C’est la thèse abracadabrante que Martin Amis, créateur du personnage de Karla White, semble échafauder dans une œuvre romanesque décousue intitulée Chien jaune. Il ne s’agit certes pas d’un roman excellent, mais le livre reflète malgré tout la sensibilité à fleur de peau du meilleur écrivain anglais d’aujourd’hui. À fleur de peau, voilà bien l’expression qui résume l’art et la personnalité d’Amis.

Lier la pornographie à la monarchie britannique paraît à première vue d’une gratuité ahurissante. Mais, pensez-y, le monde anglo-saxon, incarné surtout par les alliés Tony Blair et George W. Bush, ne peut être symbolisé que par la royauté, la seule institution subliminale qui marque à la fois l’histoire des Anglais et celle des Américains pour des raisons évidemment opposées.

Les États-Unis sont nés en 1776 par la libération du joug de la monarchie britannique. Quant à la Grande-Bretagne, elle ne peut, dans une perspective, cette fois, presque jamais conflictuelle, définir son passé mythique sans évoquer la royauté.

Mais que vient faire la pornographie dans le tableau? Pour Amis, montrer, en les accompagnant de gros mots anglais, les scènes pornographiques les plus crues sur toute la planète mondialise un idiome comme jamais.

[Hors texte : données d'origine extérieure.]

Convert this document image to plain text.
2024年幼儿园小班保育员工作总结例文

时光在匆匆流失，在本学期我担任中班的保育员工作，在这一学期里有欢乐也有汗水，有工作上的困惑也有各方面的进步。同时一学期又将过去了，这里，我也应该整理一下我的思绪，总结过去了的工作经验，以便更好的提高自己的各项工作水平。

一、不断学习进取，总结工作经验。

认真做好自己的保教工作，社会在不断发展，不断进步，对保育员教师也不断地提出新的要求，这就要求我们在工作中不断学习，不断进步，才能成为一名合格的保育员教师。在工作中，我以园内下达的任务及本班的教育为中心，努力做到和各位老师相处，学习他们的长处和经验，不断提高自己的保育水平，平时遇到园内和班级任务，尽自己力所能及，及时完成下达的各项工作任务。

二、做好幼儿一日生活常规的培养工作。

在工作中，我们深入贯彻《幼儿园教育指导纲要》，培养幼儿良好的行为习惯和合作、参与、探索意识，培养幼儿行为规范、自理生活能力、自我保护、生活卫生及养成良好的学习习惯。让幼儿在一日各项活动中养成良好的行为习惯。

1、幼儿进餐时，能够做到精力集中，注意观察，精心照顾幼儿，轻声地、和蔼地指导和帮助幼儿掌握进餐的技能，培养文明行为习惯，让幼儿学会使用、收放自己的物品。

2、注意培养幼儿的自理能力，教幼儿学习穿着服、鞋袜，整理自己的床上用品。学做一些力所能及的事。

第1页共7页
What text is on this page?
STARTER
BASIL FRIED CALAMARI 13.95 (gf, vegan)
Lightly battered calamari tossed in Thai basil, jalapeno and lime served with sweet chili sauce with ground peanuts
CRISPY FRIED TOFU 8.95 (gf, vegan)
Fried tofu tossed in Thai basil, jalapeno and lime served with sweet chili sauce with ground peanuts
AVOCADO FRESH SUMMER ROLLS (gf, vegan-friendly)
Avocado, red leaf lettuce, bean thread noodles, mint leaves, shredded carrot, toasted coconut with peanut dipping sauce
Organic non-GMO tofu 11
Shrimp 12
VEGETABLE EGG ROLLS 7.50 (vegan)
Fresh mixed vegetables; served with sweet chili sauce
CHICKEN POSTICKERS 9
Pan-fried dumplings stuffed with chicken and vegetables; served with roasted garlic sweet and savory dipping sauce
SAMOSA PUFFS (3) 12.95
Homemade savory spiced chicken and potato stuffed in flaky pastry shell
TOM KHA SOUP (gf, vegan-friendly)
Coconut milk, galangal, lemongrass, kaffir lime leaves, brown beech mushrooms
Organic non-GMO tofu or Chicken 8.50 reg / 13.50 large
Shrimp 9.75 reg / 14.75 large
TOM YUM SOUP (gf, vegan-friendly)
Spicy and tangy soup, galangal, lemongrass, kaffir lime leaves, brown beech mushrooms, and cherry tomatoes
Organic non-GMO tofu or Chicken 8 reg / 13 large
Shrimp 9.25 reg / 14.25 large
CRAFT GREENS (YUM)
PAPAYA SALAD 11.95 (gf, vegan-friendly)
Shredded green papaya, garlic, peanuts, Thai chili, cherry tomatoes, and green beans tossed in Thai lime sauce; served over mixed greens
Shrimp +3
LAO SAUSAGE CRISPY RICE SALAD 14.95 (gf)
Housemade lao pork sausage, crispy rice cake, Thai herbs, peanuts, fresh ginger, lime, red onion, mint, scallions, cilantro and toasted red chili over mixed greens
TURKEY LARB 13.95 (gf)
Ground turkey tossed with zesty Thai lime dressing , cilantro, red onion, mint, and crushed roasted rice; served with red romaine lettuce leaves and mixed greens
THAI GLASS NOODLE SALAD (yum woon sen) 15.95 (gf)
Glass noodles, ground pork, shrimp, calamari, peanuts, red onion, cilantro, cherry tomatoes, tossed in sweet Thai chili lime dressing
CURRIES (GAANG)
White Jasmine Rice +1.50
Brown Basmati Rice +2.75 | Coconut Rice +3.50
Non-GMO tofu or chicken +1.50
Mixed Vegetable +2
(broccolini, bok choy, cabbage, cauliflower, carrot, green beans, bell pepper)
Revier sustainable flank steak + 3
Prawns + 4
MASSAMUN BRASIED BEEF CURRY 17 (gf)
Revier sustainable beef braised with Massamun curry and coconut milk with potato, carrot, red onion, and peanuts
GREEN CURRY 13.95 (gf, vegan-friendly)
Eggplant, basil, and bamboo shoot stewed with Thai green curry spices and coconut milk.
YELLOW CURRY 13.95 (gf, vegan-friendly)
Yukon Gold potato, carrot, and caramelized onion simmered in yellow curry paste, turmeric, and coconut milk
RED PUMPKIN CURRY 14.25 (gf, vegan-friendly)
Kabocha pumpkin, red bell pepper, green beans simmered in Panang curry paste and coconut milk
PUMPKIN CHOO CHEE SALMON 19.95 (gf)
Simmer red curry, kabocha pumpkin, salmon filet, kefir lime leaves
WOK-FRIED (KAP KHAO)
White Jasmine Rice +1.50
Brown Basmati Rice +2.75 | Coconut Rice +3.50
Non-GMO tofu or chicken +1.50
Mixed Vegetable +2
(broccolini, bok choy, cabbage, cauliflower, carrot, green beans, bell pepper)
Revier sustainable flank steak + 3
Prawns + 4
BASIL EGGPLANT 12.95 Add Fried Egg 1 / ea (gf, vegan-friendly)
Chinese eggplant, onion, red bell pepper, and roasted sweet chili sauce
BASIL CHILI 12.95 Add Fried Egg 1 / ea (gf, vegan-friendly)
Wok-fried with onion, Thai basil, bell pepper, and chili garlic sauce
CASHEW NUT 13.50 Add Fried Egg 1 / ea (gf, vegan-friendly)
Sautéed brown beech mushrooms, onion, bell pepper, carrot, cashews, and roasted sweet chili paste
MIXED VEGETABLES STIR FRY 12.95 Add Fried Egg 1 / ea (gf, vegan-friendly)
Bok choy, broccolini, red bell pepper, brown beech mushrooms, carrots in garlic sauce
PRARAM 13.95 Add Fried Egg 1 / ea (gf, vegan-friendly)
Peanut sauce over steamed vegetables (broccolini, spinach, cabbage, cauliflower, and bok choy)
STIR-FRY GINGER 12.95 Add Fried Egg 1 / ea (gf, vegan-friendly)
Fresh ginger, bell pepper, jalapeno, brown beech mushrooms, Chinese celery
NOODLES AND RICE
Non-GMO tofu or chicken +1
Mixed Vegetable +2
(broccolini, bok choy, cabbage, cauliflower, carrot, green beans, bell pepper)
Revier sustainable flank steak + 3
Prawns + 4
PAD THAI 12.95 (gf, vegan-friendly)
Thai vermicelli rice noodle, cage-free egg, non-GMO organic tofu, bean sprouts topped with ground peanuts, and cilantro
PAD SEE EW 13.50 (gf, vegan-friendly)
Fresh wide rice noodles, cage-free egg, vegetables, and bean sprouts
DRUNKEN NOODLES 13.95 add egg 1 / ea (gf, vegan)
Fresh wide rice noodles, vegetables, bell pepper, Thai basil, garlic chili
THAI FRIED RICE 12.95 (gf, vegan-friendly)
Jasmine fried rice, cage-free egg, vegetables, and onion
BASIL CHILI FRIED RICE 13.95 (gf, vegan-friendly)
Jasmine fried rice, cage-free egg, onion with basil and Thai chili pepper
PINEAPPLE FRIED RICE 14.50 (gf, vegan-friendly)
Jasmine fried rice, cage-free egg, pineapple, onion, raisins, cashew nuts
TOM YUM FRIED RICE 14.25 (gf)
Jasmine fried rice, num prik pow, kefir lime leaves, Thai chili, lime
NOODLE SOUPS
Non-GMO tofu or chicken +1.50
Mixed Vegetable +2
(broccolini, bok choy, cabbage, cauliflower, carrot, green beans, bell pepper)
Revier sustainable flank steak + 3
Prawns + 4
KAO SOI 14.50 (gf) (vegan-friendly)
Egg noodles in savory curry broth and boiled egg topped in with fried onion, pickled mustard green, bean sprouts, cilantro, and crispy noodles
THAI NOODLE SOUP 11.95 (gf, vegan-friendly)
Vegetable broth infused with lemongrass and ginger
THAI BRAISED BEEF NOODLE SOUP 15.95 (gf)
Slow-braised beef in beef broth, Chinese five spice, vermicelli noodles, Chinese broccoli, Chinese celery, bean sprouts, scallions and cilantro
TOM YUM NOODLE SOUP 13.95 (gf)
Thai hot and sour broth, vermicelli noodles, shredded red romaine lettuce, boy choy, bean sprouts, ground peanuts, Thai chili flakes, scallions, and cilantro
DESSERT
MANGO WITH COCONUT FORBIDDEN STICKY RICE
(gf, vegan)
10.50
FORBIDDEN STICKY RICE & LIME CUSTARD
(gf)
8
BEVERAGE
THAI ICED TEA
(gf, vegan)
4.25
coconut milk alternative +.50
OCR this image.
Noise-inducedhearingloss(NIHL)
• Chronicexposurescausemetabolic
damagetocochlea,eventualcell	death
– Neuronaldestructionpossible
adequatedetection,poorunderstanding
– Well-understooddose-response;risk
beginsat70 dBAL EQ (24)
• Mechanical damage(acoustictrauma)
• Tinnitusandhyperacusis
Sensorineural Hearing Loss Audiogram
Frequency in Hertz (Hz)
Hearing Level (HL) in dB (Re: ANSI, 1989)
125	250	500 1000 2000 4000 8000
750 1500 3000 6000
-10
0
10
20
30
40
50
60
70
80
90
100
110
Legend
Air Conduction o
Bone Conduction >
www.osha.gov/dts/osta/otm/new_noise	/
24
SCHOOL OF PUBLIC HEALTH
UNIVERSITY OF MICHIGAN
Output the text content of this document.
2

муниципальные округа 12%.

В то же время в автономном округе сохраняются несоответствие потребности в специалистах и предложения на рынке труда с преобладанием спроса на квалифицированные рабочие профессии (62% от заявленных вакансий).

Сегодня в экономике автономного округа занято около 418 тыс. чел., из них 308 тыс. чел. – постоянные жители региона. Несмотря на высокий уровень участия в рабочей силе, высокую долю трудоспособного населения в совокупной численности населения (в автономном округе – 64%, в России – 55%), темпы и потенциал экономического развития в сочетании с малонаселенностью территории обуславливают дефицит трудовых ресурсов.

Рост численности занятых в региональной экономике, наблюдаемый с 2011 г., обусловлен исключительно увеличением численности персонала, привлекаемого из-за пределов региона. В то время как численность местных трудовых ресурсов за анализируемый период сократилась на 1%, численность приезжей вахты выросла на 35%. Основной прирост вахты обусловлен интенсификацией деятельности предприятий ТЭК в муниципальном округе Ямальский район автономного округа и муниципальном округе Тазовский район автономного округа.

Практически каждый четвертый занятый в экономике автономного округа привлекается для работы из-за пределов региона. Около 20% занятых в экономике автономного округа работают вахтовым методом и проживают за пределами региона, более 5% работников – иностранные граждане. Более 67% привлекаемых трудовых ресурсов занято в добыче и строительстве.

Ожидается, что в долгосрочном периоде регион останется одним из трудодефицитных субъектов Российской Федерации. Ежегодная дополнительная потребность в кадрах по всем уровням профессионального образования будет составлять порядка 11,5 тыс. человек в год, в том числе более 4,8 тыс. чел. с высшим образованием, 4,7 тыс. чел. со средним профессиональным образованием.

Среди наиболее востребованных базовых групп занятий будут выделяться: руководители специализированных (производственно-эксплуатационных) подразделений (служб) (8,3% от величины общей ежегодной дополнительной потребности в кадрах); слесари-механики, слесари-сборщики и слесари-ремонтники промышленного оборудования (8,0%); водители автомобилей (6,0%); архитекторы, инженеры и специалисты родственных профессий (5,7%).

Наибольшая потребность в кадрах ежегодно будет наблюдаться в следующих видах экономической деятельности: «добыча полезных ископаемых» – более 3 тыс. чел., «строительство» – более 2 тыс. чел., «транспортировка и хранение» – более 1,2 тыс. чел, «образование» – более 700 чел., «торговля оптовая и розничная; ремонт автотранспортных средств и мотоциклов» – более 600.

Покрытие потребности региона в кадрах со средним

Jadis, les Britanniques monarchistes et les Américains antimonarchistes (mais hantés par le fantôme d’un roi renié) n’ont pourtant pas imaginé, même dans leurs rêves les plus fous, que leur langue, signe certain d’un impérialisme culturel, pourrait bouleverser le tréfonds de l’humanité.

La pornographie n’est pas d’essence anglo-américaine, mais la mondialisation médiatique fait que c’est en anglais qu’elle met, d’après le roman, «le monde à l’envers» et proclame «la fin de la normalité» et, pour tout dire, «la fin de cette chose qu’on appelle monde». En faisant du sexe un objet de visionnement, on ruinerait la Terre entière.

«Pectoraux pornos», «monstrueux pénis porno» et «proportions pornos» des éjaculations! Tels sont les termes du roman d’Amis. L’obscénité devient «plutôt gay» et la femme, elle, devient la simple parure d’une pornographie masculine qui mène des attaques atomiques contre tout chant nuptial et les mots «vieillir à deux».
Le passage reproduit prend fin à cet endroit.